An hour or so later Miss Hetty held a consultation with Arctura in the kitchen.
“I came down the back way so I should not wake that child,” said Miss Pomeroy. “She hasn’t stirred since she lay down, I verily believe. Do you think it’s natural for a little girl of her age to sleep nearly two hours at this time of day?”
“Why, you see we don’t either of us know much about children,” said Arctura, meditatively. “She looks pretty strong, but I notice her appetite’s nothing extra, and probably she’s all excited up and tired out.

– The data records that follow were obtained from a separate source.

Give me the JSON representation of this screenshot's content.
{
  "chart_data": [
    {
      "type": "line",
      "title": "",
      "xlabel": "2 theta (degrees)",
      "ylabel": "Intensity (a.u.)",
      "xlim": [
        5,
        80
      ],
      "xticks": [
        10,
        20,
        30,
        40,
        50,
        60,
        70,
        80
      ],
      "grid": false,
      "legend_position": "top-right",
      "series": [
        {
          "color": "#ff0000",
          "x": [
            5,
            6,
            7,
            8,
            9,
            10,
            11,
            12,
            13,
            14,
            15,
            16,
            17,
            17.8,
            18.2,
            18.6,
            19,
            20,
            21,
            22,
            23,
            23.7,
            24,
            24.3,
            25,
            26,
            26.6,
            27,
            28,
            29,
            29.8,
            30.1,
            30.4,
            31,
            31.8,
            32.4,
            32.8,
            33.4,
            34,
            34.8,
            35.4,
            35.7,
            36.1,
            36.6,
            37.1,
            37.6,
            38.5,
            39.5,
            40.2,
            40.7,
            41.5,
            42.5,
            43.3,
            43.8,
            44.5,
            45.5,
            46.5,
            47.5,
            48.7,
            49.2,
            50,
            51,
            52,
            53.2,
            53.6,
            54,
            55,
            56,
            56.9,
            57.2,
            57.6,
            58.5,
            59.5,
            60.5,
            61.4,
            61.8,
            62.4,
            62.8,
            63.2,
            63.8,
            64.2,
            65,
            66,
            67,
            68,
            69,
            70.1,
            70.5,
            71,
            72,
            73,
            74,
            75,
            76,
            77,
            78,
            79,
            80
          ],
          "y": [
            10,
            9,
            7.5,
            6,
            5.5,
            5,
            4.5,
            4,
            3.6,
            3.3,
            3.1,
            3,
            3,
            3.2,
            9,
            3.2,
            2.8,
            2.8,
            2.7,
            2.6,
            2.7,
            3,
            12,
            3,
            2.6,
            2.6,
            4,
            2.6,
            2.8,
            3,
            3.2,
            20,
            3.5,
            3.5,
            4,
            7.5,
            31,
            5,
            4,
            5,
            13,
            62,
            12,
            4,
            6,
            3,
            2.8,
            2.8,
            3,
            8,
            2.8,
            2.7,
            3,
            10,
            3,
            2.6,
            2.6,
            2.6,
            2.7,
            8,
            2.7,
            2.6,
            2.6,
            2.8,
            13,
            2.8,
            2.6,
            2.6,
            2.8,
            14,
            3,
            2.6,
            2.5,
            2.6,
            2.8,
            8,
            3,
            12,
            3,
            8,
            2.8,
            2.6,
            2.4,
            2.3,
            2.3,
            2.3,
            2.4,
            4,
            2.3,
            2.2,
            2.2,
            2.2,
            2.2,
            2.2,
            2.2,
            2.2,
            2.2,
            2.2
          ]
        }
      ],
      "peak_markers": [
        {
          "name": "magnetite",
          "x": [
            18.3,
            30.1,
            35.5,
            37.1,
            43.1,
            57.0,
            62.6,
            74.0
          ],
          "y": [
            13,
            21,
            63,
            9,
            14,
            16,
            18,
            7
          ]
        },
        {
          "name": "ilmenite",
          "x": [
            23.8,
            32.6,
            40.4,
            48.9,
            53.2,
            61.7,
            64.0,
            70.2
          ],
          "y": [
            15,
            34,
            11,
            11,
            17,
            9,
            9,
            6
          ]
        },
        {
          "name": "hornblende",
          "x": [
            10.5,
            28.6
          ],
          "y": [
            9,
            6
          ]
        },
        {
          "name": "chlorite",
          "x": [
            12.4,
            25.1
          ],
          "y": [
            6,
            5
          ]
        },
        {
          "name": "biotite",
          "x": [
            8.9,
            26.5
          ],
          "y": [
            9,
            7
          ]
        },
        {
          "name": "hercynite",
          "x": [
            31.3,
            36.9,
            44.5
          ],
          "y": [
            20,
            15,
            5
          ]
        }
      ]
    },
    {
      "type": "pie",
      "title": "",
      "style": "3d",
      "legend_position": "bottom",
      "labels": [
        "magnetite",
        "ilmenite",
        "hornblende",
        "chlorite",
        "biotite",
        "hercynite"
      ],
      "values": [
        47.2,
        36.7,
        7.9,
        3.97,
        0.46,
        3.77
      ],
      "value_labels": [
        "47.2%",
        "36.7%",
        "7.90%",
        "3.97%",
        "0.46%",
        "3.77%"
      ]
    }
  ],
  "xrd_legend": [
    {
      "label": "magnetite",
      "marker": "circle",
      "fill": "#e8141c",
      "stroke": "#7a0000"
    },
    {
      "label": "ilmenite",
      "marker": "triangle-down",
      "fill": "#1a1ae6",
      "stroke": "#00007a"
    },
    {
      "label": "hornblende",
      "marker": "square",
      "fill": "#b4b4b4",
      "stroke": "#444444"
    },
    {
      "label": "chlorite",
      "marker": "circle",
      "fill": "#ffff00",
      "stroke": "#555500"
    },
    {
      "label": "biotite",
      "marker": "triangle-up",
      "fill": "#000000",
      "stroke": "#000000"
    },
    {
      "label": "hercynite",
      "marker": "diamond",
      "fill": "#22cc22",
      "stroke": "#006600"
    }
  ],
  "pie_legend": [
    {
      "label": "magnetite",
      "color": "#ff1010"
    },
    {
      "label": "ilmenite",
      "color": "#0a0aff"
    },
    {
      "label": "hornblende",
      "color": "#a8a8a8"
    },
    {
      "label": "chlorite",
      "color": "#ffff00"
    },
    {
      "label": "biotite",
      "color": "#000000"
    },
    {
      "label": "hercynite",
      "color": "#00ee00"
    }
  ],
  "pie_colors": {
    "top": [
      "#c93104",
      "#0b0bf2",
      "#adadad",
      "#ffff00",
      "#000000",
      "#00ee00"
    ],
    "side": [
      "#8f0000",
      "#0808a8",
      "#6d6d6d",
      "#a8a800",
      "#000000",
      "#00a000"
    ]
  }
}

Seems to me, though, if she don’t stir by the end of another half hour I should kind of make a noise in my room if I was in your place, and wake her up gradual.”
At the end of another half-hour Miss Pomeroy opened and shut a window in her room with vigor, and when she stepped across the hall to Polly’s room, the little girl was putting on her shoes.
“Well, well,” said Miss Pomeroy, “you’ve had a nice, long nap. You shall take one every day, my dear, if you like; I’ve no doubt it will do you good.”
“Yes’m,” said Polly meekly, with a faint little smile.
“I don’t know as I shall let you sleep quite so long, always,” said Miss Hetty, briskly, “for fear you won’t rest so well at night: but we’ll see.”
“Yes’m,” said Polly again; and Miss Pomeroy never suspected that those two hours on the bed had seemed like weeks to her little guest.